I'm building a project, where the important part is parsing the YAML front matter in Markdown documents and map it to known DTO-s. I experienced multiple issues with the existing front matter extension for commonmark:
- it supports only a small subset of YAML, unsuitable for my needs,
- it produces the data structure that breaks Jackson when trying to map it to a DTO. The main issue is that
key: valuepair is mapped to a list with a single value. It also does not support other data types.
Describe the solution you'd like
I think that it would work much better, if YAML parsing were delegated to an external library. The extension could simply allow to "bring your own parser" via an interface to implement. In case of Jackson, this translates to calling a single method on ObjectMapper:
Pseudo-code that illustrates the idea:
public class JacksonWrapper implements YamlParserProvider {
private final ObjectMapper objectMapper;
public JacksonWrapper(ObjectMapper objectMapper) {
this.objectMapper = objectMapper;
}
public Map<String, Object> parseYaml(String input) {
return objectMapper.readValue(input, Map.class);
}
}
// ...
var parser = Parser.builder()
.extensions(List.of(YamlFrontMatterExtension(JacksonWrapper(objectMapper))))
.build();
In this way, commonmark does not have to have a dependency on any particular YAML parser.
Returning Map<String, Object> is IMHO good enough, because I can later use Jackson to map it to the proper DTO in my logic.
Describe alternatives you've considered
Currently, I wrote a simple custom extension on my own. The thing that I don't have yet is better error handling, but the approach seems to work. But I would be happy, if such an extension were a part of Commonmark (less boilerplate code to maintain).
I briefly considered Commonmark to improve the parser in the existing extension, but I quickly realized that this is a complex task.
Yeah, I agree we should expose the raw YAML somehow.
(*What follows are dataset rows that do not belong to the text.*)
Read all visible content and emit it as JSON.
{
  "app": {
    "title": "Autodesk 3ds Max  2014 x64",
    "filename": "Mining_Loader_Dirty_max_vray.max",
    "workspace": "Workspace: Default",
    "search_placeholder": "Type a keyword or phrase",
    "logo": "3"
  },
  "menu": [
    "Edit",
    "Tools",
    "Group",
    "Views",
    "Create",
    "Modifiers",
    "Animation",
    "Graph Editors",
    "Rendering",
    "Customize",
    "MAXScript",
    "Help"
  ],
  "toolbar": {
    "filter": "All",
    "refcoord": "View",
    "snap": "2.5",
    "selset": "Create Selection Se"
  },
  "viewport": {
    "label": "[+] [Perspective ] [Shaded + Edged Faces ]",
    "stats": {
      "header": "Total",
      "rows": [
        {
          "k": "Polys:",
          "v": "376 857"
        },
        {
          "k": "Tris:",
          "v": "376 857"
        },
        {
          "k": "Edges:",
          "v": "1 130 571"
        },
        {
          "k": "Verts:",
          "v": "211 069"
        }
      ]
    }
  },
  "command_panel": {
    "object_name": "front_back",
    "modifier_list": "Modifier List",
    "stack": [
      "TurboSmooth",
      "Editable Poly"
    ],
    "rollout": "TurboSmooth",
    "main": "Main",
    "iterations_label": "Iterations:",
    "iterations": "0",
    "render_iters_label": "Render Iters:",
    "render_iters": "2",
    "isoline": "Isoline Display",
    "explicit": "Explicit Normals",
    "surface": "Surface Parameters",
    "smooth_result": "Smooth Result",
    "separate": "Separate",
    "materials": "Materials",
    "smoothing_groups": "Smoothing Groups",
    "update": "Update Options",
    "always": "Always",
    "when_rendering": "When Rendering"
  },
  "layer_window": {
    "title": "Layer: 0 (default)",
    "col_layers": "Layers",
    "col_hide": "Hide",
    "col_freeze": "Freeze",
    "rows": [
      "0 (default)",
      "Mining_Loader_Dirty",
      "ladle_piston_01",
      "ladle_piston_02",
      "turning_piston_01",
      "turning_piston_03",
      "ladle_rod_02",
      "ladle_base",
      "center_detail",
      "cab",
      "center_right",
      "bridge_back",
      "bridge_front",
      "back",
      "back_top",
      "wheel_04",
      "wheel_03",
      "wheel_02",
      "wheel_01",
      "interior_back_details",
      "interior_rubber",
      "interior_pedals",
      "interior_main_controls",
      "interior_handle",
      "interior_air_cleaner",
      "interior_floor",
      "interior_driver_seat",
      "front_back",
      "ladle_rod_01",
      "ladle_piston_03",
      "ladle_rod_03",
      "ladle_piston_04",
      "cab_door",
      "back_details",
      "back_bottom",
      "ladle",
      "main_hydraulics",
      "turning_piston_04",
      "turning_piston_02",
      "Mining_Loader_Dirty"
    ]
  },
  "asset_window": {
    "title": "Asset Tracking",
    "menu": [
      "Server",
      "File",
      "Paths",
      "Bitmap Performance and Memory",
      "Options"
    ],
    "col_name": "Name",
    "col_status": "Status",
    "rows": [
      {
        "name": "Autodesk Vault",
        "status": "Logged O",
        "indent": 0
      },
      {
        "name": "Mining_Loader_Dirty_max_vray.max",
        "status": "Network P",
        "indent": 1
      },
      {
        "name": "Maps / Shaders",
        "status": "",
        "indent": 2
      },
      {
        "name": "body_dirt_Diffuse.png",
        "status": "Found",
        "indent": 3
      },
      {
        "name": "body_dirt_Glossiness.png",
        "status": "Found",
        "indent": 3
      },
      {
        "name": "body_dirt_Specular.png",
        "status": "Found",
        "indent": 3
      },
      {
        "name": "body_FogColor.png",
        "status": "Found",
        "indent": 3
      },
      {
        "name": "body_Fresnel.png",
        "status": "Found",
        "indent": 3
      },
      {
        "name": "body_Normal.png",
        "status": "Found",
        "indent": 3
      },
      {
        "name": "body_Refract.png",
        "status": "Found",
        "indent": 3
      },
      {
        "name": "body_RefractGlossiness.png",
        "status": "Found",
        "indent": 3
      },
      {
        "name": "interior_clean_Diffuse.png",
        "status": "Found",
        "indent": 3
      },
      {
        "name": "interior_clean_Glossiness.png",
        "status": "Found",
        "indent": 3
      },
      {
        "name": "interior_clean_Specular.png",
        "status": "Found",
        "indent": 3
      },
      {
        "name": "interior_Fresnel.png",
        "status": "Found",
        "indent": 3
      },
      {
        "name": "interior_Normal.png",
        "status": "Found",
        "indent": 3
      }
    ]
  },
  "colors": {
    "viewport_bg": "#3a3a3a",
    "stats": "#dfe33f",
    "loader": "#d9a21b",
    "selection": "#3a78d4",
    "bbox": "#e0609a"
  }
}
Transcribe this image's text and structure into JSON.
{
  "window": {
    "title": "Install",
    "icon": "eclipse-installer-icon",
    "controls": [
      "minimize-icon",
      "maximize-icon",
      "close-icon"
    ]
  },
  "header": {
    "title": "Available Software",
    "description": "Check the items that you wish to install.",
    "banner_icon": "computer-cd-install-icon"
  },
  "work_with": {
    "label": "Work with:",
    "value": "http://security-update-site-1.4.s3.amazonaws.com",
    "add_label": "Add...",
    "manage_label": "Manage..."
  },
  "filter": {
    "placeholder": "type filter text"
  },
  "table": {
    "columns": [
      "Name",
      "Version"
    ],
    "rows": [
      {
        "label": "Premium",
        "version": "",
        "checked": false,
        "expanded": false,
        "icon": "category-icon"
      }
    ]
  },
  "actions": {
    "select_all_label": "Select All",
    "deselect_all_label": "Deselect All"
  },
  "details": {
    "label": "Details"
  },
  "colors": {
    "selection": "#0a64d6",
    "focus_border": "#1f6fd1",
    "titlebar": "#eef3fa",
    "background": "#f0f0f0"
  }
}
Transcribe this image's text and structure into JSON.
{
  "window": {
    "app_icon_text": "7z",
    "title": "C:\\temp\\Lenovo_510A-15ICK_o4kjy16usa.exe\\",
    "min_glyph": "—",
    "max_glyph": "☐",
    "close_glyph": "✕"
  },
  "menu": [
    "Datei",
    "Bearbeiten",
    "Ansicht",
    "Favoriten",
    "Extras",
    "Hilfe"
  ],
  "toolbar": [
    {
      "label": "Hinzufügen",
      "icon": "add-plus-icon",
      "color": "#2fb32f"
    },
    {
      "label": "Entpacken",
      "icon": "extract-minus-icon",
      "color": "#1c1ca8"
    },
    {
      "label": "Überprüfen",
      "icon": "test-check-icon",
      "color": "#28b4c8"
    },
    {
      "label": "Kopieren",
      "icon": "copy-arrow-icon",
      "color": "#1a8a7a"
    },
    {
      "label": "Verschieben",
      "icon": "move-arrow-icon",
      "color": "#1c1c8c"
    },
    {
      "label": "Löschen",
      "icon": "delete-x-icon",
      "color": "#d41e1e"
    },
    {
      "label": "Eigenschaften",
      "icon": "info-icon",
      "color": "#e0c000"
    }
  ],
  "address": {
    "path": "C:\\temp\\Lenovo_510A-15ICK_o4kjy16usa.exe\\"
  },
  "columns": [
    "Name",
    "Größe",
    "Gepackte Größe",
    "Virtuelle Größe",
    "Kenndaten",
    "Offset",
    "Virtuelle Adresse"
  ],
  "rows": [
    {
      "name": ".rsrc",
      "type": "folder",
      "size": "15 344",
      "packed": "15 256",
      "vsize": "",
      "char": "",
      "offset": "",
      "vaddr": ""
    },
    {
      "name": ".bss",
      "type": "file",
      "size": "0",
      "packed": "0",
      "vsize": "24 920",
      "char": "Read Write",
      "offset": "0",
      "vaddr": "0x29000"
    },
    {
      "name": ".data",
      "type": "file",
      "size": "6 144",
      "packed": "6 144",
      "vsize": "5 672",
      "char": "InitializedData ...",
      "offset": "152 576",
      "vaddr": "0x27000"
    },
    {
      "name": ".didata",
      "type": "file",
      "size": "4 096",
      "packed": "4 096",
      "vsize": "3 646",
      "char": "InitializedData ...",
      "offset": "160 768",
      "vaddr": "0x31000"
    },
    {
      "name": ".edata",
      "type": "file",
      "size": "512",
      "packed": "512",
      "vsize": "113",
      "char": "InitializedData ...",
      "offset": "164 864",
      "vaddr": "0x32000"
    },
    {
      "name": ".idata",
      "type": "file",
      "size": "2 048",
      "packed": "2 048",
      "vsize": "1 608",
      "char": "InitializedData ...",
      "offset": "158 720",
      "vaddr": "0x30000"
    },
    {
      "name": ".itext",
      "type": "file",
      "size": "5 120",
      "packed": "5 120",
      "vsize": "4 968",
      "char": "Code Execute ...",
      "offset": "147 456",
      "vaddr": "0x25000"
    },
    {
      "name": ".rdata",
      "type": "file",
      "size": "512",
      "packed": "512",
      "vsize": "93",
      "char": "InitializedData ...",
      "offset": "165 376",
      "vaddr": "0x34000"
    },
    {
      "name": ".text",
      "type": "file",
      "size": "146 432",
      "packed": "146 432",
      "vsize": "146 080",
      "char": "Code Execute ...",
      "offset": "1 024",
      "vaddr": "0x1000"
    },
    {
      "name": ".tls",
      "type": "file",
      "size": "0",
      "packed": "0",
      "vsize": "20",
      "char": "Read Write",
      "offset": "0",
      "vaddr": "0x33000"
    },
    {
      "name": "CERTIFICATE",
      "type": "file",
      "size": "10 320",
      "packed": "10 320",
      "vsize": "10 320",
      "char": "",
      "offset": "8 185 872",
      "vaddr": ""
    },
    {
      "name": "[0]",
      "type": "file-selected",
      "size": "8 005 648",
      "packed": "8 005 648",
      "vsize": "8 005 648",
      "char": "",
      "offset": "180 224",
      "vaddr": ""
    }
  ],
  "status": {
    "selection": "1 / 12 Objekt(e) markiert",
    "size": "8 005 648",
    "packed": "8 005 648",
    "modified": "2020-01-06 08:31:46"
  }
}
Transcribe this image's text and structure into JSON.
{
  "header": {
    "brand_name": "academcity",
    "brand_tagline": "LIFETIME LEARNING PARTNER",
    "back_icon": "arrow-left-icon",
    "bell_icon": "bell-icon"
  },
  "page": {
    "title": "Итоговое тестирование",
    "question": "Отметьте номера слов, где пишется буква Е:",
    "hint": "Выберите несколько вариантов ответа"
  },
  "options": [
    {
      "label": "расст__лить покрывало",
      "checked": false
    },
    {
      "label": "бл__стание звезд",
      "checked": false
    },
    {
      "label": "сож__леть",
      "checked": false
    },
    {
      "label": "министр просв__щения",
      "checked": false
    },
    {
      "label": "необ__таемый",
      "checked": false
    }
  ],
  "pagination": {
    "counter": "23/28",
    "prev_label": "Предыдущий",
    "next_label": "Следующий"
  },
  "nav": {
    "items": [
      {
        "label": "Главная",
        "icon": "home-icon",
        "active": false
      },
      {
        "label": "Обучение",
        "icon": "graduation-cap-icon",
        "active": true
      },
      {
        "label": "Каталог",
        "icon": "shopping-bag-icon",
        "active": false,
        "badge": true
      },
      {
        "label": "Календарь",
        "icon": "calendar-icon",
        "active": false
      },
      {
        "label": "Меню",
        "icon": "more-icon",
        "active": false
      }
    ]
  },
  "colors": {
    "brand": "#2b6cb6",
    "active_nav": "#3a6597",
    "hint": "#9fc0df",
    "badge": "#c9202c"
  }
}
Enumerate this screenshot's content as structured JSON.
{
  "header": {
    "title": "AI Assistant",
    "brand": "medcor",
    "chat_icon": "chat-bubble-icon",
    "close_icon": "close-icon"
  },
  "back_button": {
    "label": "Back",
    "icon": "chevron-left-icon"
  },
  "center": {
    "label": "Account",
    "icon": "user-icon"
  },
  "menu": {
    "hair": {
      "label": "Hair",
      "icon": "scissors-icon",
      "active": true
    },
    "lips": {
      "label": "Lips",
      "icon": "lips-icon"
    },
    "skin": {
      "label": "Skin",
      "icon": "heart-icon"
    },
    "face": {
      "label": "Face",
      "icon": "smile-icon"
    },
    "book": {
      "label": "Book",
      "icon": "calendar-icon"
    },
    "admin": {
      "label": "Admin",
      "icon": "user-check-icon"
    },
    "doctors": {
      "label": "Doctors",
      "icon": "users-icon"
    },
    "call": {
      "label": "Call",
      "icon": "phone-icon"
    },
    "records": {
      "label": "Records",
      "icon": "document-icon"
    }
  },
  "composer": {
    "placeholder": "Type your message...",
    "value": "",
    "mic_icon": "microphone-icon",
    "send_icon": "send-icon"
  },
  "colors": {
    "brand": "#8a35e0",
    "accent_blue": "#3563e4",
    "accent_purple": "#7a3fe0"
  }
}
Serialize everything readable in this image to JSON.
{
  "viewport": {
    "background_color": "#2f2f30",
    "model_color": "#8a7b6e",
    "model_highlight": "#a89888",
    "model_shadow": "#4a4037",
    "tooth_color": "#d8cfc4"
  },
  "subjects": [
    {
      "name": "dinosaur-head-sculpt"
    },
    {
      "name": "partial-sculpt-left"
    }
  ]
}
How about just exposing a String which is the whole front matter content?
That would also work - the only challenge I see would be literal blocks that may contain --- sequence as the first symbols in the line. You would be able to run the YAML parser only after processing of the entire Markdown document, so either you accept this trade-off or implement some minimal support just for literal blocks in YAML Front Matter extension.
But for me this is a corner case, and I could probably live with it.
Can you explain a bit more what you mean? What's a literal block?